S’il a salué la simplification des procédures pour laisser passer les convois, il a regretté cependant le manque de cohérence. Le Gouvernement syrien a répondu aux requêtes dans le délai agréé de sept jours ouvrables pour les demandes d’avril, mais des retards dans la remise des lettres de passage ont été enregistrés et cela a eu pour conséquence de priver les personnes dans le besoin de toute aide humanitaire. Le niveau d’accès actuel fait que les personnes meurent de faim, a-t-il prévenu en pesant ses mots.

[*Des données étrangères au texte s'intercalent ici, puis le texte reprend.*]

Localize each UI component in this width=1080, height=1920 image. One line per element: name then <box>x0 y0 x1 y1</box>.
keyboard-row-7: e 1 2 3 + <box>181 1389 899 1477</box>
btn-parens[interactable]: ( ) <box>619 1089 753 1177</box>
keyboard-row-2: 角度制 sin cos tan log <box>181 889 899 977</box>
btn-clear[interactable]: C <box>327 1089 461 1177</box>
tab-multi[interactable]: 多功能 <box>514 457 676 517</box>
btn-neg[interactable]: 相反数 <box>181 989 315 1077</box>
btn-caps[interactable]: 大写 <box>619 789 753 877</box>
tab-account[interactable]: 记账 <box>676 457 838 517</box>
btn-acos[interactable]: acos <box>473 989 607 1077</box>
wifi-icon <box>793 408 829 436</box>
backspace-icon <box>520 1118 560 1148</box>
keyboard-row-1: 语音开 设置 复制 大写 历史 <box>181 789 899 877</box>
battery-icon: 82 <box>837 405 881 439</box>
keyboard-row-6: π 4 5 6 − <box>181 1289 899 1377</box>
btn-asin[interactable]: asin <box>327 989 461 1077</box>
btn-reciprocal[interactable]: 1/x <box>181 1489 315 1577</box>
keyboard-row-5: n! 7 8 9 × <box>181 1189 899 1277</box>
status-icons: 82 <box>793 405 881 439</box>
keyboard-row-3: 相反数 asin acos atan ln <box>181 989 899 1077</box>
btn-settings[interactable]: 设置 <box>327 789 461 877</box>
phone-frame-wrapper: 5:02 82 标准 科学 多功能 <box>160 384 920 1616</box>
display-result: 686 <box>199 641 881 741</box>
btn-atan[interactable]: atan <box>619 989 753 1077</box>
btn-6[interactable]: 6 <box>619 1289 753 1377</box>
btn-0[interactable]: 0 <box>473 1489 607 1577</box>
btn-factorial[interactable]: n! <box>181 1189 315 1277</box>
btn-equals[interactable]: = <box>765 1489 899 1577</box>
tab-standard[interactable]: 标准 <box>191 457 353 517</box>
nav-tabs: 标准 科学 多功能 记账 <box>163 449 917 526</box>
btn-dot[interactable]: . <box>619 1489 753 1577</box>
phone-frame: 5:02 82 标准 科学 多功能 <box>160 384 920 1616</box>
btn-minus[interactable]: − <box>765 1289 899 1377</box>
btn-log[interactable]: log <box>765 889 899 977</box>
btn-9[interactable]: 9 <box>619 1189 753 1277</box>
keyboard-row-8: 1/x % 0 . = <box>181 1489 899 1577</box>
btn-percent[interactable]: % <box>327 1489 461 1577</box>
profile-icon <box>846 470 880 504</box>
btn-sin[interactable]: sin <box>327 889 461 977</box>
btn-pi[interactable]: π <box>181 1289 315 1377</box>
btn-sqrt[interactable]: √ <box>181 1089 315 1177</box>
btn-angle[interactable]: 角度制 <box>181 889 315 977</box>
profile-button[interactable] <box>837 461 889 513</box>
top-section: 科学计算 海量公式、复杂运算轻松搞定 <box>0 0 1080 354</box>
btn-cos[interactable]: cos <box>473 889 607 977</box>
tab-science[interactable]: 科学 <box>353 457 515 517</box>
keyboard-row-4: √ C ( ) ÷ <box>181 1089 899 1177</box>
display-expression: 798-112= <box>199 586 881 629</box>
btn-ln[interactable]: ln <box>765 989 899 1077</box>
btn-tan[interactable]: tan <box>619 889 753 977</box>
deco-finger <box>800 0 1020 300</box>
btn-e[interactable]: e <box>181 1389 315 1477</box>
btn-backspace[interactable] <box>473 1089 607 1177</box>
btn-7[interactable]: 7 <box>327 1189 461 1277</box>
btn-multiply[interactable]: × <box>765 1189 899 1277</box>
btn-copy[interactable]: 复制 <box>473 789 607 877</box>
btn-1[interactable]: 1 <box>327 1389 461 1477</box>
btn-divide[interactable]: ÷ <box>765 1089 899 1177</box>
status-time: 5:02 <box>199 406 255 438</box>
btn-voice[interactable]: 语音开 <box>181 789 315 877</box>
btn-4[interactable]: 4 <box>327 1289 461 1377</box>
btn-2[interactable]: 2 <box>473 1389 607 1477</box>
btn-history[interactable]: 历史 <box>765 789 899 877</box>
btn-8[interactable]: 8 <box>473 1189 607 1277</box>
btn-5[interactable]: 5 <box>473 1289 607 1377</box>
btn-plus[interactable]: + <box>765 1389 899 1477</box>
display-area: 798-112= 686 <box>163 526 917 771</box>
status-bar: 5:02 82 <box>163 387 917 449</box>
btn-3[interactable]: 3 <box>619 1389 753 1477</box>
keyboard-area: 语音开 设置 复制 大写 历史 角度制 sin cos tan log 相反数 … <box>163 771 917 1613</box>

M. O’Brien a réitéré son appel aux parties pour qu’elles garantissent un accès sûr et sans entrave à ces personnes. Si la communauté ne réussit pas à préserver l’élan politique, avec la cessation des hostilités et l’accès humanitaire, la situation ne fera que s’aggraver davantage et on en perdra le contrôle. « Je ne sais pas encore pendant combien de mois la population syrienne va continuer à tenir ainsi », a-t-il averti les membres du Conseil.
Le Conseil de sécurité était saisi du dernier rapport* du Secrétaire général sur l’application des résolutions 2139 (2014), 2165 (2014), 2191 (2014) et 2258 (2015) du Conseil.